Deposits slower at +2.2% YoY and liquidity continued to fall. Deposit in Feb 2017 was at RM1,702.4b, falling by 40bps from Jan 2017. CASA demand was strong at +5.8% YoY (Jan 17: +5.8% YoY) but overall deposits was slower dragged by the decline in fixed deposit, foreign exchange and other deposits. CASA ratio deposits increased by 40bps to 27.1%. Falling deposits dragged down the loan-to-deposit ratio rose by 31bps to 89.46% in Feb 2017. System excess liquidity to total deposit base rose slightly by 30bps to 10.5% MoM but system excess liquidity fell by 18.4% YoY to RM180.0b.

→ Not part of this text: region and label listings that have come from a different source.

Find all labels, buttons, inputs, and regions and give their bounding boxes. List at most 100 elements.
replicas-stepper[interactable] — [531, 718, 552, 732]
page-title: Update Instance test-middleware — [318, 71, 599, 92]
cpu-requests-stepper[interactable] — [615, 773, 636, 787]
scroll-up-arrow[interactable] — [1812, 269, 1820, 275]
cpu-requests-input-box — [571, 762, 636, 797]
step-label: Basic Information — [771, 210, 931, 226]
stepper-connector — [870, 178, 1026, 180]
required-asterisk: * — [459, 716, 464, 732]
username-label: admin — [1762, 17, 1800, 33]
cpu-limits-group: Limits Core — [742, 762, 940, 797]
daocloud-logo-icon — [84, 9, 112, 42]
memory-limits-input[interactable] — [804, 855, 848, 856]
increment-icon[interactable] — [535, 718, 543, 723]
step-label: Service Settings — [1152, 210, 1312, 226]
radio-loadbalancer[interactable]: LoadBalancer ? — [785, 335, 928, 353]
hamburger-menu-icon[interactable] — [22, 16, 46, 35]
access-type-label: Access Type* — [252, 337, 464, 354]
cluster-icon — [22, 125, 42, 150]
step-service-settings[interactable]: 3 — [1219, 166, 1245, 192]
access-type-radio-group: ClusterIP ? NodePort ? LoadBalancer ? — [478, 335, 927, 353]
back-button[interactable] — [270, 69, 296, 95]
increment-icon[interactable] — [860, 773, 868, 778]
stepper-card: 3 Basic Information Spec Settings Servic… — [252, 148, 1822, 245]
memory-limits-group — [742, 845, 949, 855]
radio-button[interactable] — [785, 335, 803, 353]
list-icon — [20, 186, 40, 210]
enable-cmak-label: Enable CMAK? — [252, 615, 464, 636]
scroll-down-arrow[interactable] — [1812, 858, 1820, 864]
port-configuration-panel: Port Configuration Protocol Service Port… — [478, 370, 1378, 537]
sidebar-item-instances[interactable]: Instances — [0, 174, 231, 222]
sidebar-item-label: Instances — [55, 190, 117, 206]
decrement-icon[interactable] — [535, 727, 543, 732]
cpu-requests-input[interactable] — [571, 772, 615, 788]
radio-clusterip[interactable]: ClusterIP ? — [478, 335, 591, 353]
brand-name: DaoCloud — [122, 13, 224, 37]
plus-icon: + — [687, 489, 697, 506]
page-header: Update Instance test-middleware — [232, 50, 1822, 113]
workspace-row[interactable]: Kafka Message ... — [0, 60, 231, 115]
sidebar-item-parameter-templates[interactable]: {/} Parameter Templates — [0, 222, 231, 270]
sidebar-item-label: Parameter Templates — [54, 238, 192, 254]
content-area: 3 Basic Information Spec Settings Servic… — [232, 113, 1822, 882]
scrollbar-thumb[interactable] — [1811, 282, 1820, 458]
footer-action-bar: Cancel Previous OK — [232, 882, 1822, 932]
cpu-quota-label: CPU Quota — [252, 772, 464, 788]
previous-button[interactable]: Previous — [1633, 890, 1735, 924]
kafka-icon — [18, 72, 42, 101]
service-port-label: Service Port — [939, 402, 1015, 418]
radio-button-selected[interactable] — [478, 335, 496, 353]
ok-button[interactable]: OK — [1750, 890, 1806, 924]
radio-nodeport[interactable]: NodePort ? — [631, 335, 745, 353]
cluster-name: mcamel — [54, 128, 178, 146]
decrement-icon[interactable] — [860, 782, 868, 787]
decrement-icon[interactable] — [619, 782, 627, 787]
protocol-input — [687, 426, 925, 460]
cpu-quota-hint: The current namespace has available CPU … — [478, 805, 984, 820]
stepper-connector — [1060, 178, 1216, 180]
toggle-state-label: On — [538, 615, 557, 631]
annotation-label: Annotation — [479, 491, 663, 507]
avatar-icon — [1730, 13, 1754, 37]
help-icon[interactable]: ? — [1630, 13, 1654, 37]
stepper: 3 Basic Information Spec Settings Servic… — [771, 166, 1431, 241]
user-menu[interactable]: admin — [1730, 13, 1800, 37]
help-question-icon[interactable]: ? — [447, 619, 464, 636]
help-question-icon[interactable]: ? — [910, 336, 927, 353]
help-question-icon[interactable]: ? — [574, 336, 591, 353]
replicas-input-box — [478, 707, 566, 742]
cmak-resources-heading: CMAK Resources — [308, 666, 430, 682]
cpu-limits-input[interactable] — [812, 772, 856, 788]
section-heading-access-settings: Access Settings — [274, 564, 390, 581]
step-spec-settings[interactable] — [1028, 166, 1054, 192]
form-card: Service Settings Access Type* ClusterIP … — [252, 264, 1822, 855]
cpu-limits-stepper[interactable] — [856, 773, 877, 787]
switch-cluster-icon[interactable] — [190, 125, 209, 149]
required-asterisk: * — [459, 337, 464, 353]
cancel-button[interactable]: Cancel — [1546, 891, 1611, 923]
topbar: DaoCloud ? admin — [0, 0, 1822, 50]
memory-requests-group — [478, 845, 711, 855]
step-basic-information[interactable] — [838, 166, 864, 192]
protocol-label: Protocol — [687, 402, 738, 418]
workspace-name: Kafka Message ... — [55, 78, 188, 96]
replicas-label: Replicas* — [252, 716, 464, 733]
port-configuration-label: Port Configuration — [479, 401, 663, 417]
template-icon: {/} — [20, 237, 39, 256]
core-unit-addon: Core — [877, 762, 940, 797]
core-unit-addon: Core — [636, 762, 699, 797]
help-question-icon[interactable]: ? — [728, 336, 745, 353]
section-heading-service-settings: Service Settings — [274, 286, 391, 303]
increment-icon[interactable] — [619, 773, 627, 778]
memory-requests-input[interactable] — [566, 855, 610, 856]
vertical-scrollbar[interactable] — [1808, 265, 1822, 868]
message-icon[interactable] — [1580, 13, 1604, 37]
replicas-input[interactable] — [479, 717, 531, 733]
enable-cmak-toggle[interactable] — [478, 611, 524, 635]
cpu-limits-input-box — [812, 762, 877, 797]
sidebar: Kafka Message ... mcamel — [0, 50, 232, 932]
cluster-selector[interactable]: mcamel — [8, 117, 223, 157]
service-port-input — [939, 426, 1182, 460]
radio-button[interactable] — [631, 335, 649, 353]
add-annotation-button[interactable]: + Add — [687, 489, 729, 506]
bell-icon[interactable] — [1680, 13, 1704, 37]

Asset quality stabilized but LLC regressed YoY. On a YoY basis, asset quality seemed stable as system net impaired loans fell by 1 bps to 1.24%. Growth in impaired loans seems to continue to decelerate since October 16 slowing at +4.6% YoY (vs Jan 17: +5.4%). While the household segment slowed at +4.0% YoY (Jan 17: +6.4% YoY), the business segment accelerated by 20bps to +5.0% YoY. Meanwhile, loan loss coverage is still below the 100% mark (-73bps MoM and -203bps YoY) at 90.8% as impaired loans growth outpaced provisioning at +4.6% YoY vs +2.3% YoY.

Increase in interest spread. The 3-month deposit rate remained intact at 2.92% and the average lending rate for Feb 2017 was up by 7bps to 4.61% (the fourth straight month of increase). Interest spread was higher by 6bps to 1.68% in Feb 2017 from the previous month. With CASA improving and average lending rates trending upwards, we still believe that NIMs compression will continue albeit lower as excess liquidity is still narrowing and stiff price-based competition for deposits continues to plague the market.

Outlook maintained. Given our view that the banks will be cautious/selective on asset quality with approval rates still tight, the momentum of the system loan growth will be moderate for 2017. Stiff price-based competition might trend upwards in 2017 as competition for deposits intensified for excess and longer-term funding. However, better pricing on assets and higher CASA

might minimise NIMs compression. Our base case estimate for the system loan growth for 2017 is in the range of 5.0-5.5%. Together with the ongoing headwinds such as: (i) compressing net interest margin, and (ii) elevated credit costs expected to be seen in 2017, there are limited opportunities to drive earnings growth for the industry materially beyond our current expectation of a mid-to-high single-digit growth. We have MARKET PERFORM calls for most of the banking stocks in our universe except for AFFIN (TP: 2.85) and HLBANK (TP: 14.75). For AFFIN, UNDERPERFORM call maintained as we feel its loans growth target will be challenging. HLBANK is an

OUTPERFORM due to its undemanding valuation. This pick will act as a proxy to the revival of foreign interest in banking sector. Besides, its relatively strong asset quality and adequate coverage should see minimum risk of higher credit cost going forward.